神奈川ではこの対応が一般的になっています。遺族の窓が閉まっている時の直当たり(直撃取材)は、これまで一度も起きていません。

ーーここまで弁護士が考えて代理人業務にあたっていることを恥ずかしながら知りませんでした。

記者に注文をつける弁護士もいますが、マスコミ対応の枠組みを作って対応できる弁護士を増やすなど、私たちもまだまだやるべきことはたくさんあります。

このようなメディアスクラム対策として有効な方法があるので、まずは弁護士自身ができることを最大限にしなければなりません。

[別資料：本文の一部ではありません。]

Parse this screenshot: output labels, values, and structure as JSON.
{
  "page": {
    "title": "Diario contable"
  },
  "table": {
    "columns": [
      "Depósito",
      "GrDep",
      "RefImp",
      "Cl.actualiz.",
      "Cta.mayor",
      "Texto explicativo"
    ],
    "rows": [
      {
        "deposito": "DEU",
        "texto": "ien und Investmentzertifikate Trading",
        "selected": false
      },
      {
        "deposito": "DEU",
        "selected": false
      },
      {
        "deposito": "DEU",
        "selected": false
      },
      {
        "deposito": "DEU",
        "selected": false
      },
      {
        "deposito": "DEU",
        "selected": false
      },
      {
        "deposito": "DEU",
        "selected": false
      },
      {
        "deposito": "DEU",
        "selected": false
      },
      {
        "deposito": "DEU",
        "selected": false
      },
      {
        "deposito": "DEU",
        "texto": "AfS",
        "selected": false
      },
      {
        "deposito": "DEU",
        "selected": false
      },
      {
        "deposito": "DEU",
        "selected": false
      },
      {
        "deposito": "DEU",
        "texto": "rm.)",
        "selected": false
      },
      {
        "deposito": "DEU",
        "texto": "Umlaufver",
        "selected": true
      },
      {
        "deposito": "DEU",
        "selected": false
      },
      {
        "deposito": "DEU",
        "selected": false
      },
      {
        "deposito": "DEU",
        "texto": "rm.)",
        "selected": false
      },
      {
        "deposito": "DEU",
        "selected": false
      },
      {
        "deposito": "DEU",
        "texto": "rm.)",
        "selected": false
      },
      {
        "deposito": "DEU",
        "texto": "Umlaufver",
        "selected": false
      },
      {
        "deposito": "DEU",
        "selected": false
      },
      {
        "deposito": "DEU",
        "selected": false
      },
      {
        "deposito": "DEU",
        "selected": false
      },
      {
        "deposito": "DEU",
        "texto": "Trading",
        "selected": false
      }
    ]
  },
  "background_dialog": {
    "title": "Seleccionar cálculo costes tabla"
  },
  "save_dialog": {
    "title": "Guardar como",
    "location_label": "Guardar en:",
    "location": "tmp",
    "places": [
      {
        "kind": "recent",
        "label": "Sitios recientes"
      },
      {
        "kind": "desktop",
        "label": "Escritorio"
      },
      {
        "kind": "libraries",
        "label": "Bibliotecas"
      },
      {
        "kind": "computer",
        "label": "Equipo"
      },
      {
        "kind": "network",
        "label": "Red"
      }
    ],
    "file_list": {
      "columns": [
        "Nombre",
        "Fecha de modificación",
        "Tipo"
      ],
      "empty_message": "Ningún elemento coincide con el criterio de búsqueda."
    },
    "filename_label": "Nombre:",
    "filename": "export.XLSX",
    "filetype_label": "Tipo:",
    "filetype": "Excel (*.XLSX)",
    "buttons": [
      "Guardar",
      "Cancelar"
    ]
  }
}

そういう意味では、私もまだまだやれることがたくさん残っています。

この神奈川方式を全国に広め、代理人として被害者や遺族の負担が少しでも軽くなるようにこれからも取り組んでいきたいと思っています。

【武内大徳(たけうち・ひろのり)】

1991年、中央大学法学部卒業。97年、神奈川県弁護士会登録。

日弁連・犯罪被害者支援委員会委員長、神奈川県弁護士会・犯罪被害者支援委員会委員長、NPO法人神奈川被害者支援センター副理事長などを歴任。

著書に「犯罪被害者等基本計画の解説」(共著)。


事件・事故の遺族や関係者のもとにメディアが押し寄せて行き過ぎた取材をし、心理的な苦痛を強いたり、平穏な生活を妨害したりしてしまうーー。

この「集団的加熱取材(メディアスクラム)について、取材される側の証言を積み重ねることで、メディアスクラムの問題点や解決策を見いだせないか。そんな視点で取材を続けています。

メディアスクラムをはじめメディアに関する問題の取材に協力してもいいという方がいらっしゃれば、相本(keita.aimoto@buzzfeed.com)までご連絡ください。

なお、メディアスクラムを巡っては、日本新聞協会が2001年に見解をまとめています。

①嫌がる当事者を強引に包囲した状態での取材は行うべきではない

②通夜・葬儀など遺族の心情を踏みにじらないよう十分配慮する

といった内容です。

しかし、その後も批判が相次いだことから、協会は2020年に申し合わせを発表しました。

現場レベルで万全の策を講じるとし、幹事社による代表取材は「一定の効果をあげている」と評価したほか、「状況が改善されたところもある」としています。

一方、被害者家族への聞き取り調査などが行われた形跡はありません。また、上層部を含まない現場レベルで万全の策を講じることができるのでしょうか。

2022年5月に起きた北海道・知床で起きた観光船沈没事故でも、遺族が「報道のモラルが非常に残念だ」と痛烈に批判しています。